The right to free speech is not absolute. It is, however,  wide-ranging, and  in the Higgs v Farmor case, the Court of Appeal expressly cited the principle that the freedom to speak only inoffensively  is a freedom not worth having. There is no right to be protected from hearing things with which you disagree and employees could usefully be reminded of this.

Some limits on freedom of speech are permitted, to the extent that such speech would infringe on the rights and liberties of others, but no one has a right not to hear an opposing or, to them, disagreeable view. 

It will not be appropriate, therefore, for employers simply to seek to forbid employees from expressing views in the workplace or sharing the fact of any protected characteristic they may hold. In the Higgs v Farmor’s case, one of Mrs Higgs’ beliefs was that as a Christian she was required to bear witness to her beliefs, which would involve speaking about them. This is itself a protected belief, although the protection afforded to manifestation of belief does not extend to or permit continued proselytising or hectoring of those with different views.  Clear guidance that employees should not persist in conversations with others who  have made it known that they disagree, or are simply not interested, should be acceptable.

It is therefore useful for employers to now give thought to providing clear guidance to employees, whether in an overarching stand-alone policy detailing an expectation of respectful disagreement in relation to engagement on contentious topics, both in the workplace and beyond, or by adding to individual existing policies. The guidance can remind employees that they should not conduct themselves in a manner likely to amount to bullying or harassment, or to create a degrading or hostile environment for any employee. That does not preclude them from being open about their protected characteristics or beliefs, but they must not do so in a hostile or intimidating fashion. Employers can also helpfully remind staff that the workplace is not the right forum for discussion of contentious topics where feelings run high and disagreement is evident. 

Such guidance can remind staff that whilst they may enjoy the protections under the Equality Act, in relation to protection of belief non-believers are protected in the same way as believers, and so are free to make known their non- belief.  No employee is entitled to impose their views on a colleague or to subject a colleague to detriment on the basis of what they do or do not believe, and an Employer is entitled to say that disputes on  such issues are ultimately not for the workplace. 
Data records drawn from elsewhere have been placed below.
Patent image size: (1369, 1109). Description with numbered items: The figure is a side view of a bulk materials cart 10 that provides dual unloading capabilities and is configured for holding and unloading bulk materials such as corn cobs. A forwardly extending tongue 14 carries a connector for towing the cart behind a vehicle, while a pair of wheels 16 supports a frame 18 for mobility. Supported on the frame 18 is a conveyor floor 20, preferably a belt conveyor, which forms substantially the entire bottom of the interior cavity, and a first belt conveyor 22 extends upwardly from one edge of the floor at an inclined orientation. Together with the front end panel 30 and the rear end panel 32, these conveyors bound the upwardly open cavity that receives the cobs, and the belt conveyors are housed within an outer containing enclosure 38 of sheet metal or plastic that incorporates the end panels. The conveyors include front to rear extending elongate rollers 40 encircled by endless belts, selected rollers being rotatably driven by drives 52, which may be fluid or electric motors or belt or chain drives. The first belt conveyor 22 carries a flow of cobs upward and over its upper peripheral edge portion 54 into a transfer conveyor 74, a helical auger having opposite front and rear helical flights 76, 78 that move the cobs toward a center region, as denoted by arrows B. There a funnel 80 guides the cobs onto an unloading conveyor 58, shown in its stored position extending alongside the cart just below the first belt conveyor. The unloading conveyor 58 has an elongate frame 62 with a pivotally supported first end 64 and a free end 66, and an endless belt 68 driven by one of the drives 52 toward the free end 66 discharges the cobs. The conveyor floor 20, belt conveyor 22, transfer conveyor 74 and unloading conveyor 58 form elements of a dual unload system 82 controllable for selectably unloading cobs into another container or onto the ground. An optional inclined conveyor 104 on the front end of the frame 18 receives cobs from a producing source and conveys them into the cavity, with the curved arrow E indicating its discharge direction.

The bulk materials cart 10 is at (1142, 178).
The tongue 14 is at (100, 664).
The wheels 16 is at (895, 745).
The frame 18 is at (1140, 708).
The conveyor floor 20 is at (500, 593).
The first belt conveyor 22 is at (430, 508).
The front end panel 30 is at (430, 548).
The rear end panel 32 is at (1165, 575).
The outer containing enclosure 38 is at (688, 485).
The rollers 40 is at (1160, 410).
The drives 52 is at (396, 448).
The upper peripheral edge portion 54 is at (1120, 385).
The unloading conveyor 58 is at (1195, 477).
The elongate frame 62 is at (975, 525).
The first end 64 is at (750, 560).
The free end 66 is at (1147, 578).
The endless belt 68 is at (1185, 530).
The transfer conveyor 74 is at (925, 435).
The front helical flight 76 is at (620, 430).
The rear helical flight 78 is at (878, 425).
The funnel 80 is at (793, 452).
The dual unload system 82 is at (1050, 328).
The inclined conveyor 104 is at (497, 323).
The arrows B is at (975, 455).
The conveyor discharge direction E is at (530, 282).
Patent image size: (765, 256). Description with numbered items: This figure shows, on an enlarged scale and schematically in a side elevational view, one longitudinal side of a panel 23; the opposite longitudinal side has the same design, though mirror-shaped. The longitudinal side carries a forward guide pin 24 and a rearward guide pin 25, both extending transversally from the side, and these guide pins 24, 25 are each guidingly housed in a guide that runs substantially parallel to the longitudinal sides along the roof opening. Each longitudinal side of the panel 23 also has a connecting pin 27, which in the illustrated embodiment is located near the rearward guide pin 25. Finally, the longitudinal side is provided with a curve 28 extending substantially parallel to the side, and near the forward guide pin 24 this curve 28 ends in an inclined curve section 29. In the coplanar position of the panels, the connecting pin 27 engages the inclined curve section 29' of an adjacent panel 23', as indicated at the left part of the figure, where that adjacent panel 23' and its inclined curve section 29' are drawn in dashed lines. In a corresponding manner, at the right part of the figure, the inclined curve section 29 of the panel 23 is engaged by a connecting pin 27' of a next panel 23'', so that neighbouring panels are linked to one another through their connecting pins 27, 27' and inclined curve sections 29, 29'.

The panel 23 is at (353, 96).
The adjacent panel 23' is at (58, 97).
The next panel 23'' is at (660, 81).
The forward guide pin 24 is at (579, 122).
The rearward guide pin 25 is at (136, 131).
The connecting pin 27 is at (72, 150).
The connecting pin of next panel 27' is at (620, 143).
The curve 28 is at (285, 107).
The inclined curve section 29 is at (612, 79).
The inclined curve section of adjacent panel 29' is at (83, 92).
Reminding employees that where differences arise, they should “agree to disagree”, or seek to disagree agreeably and respectfully, will be useful guidance both generally and as part of anti-harassment and bullying and equality polices published by employers. Such an approach can manage expectations and also provide employers with a  basis on which to intervene, if necessary, where conflict has arisen, without being seen to take sides.

Employers will already typically include provisions in social media policies, reminding employees not to identify their employer in personal posts and to avoid any suggestion that personal views expressed in any way represent the views of the employer.  A reminder that employees are entitled to have social media accounts and to post on subjects of interest, and that the employer does not take responsibility for such material, will also be helpful. This might usefully also remind employees that employers will not generally seek to intervene in disputes relating to such material.

We can hope that the pragmatic approach taken by the Court of Appeal might serve, in time, to discourage any practice of seeking to pressure employers to disassociate themselves from employees who have expressed views which are not palatable to all, provided that those views are not expressed in a manner which goes beyond the limits of freedom of speech.